После каждого ответа бедняга украинец не знал куда спрятать голову. У него была разбита губа, кровь струилась по пиджаку.
Украинец попытался сказать "православный" но у него ничего не получилось.
- Я тебя о национальности спрашиваю, а не о вероисповедании.
Бедный украинец выплюнул зуб.
- Мало... рос... - прошамкал несчастный.
- Так бы и сказал, что русский - Гервинский приступил к записи. - Где была твоя Украина до войны, пся крев? Не было ее и не будет,
В официальных документах лагеря смешивали национальности и подданство. И то и другое объединялось одним названием. Все граждане СССР без исключения назывались русскими. Украинцы, белорусы, татары, мордвины, грузины - все фигурировали как русские.
Гервинский, знакомый с лагерными уставами, мог сразу отнести украинца к русским и не бить его. Но ему нравилось именно бить.
- Скажи пожалуйста, за что ты колошматишь его, - спросил я у Гервинского, когда украинец выполз за дверь. - Он же тебе правильно ответил. Ты у него национальность спрашивал? Он украинец. Не солгал он тебе. За что же ты избил его?
- О, он, бестия, заслужил большего - пробормотал Гервинский, - он еще счастливо отделался.
- Давно ты его знаешь?
- Нет, первый раз вижу...
- В таком случае, чем же он перед тобой провинился? За что ты его так бил? Его ведь только сегодня пригнали в лагерь он и порядка не знает...

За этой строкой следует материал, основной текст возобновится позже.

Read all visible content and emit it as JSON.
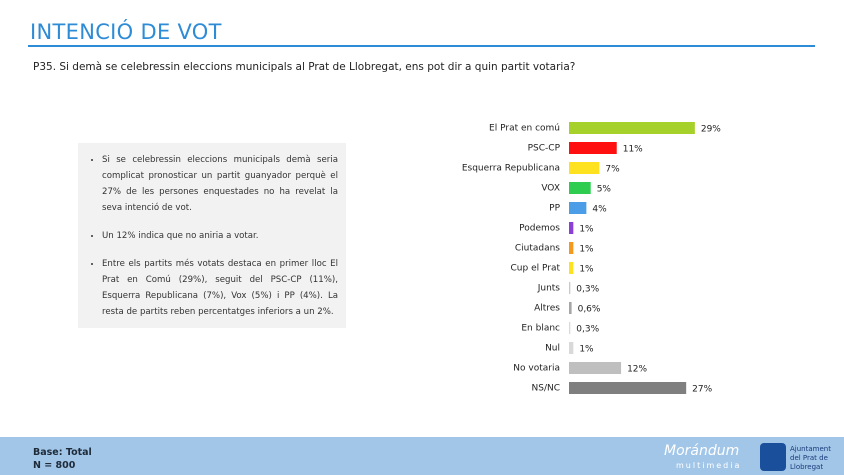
{
  "header": {
    "title": "INTENCIÓ DE VOT",
    "question": "P35. Si demà se celebressin eleccions municipals al Prat de Llobregat, ens pot dir a quin partit votaria?"
  },
  "notes": [
    "Si se celebressin eleccions municipals demà seria complicat pronosticar un partit guanyador perquè el 27% de les persones enquestades no ha revelat la seva intenció de vot.",
    "Un 12% indica que no aniria a votar.",
    "Entre els partits més votats destaca en primer lloc El Prat en Comú (29%), seguit del PSC-CP (11%), Esquerra Republicana (7%), Vox (5%) i PP (4%). La resta de partits reben percentatges inferiors a un 2%."
  ],
  "footer": {
    "base": "Base: Total",
    "n": "N = 800",
    "brand": "Morándum",
    "brand_sub": "multimedia",
    "client": "Ajuntament del Prat de Llobregat"
  },
  "chart_data": {
    "type": "hbar",
    "categories": [
      "El Prat en comú",
      "PSC-CP",
      "Esquerra Republicana",
      "VOX",
      "PP",
      "Podemos",
      "Ciutadans",
      "Cup el Prat",
      "Junts",
      "Altres",
      "En blanc",
      "Nul",
      "No votaria",
      "NS/NC"
    ],
    "values": [
      29,
      11,
      7,
      5,
      4,
      1,
      1,
      1,
      0.3,
      0.6,
      0.3,
      1,
      12,
      27
    ],
    "value_labels": [
      "29%",
      "11%",
      "7%",
      "5%",
      "4%",
      "1%",
      "1%",
      "1%",
      "0,3%",
      "0,6%",
      "0,3%",
      "1%",
      "12%",
      "27%"
    ],
    "colors": [
      "#a6d12b",
      "#ff1010",
      "#ffe21f",
      "#2ecc4f",
      "#4a9de6",
      "#8b3fd6",
      "#f39a1e",
      "#ffe21f",
      "#c9c9c9",
      "#a6a6a6",
      "#d9d9d9",
      "#d9d9d9",
      "#bfbfbf",
      "#7f7f7f"
    ]
  }
}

- А ты знаешь, дружок профессор, что эти украинцы делали с нами, с польскими воинами, когда война началась? - Гервинский вдруг нахохлился. Стреляли в нас! Исподтишка. Черт знает откуда вылезали черт знает где прятались. Предательски палили. Знаешь ты какой убыток они нам причинили, сколько войска укокошили! Подлецы они, я тебе говорю, а не украинцы. Без истории народ, без культуры, без традиций государственности. Где, когда, какого государственного мужа породили они, холуи крепостные?
Гервинский начал горячиться и сжав кулаки пошел на меня.
"Вот черт, неужели и меня он сейчас отделает?!"
- Но, дорогой приятель, - произнес я максимально любезным тоном этот-то уж наверняка не стрелял. Рохля настоящий. Бьюсь об заклад, что он пушку от штыка не отличит.
- Все они одним миром мазаны. Я его за то и бил, что он рохля.
- Вот тебе и на! Вот, оказывается ты его за что бил! - я осмелел и стал донимать Гервинского.
- Но ты дорогуша, и поляков не жалуешь. Поляки-то наверняка в тебя не стреляли.
- Бью и поляков. Непременно нужно бить. Не бить нельзя.
- Как себе хочешь, голубчик, но я не могу постичь твоего поведения. Вообще вы, поляки здесь какие-то странные. Прибывает скажем, новая группа ваших соотечественников. Испуганные, подавленные такие, не знают, что делать как держаться, куда идти, - еще бы, в такой ад попали! Казалось бы, нужно их приласкать, ободрить, поддержать по-братски. А вы, старые каторжники что делаете? Без роздыху колошматите... Убиваете своих соплеменников.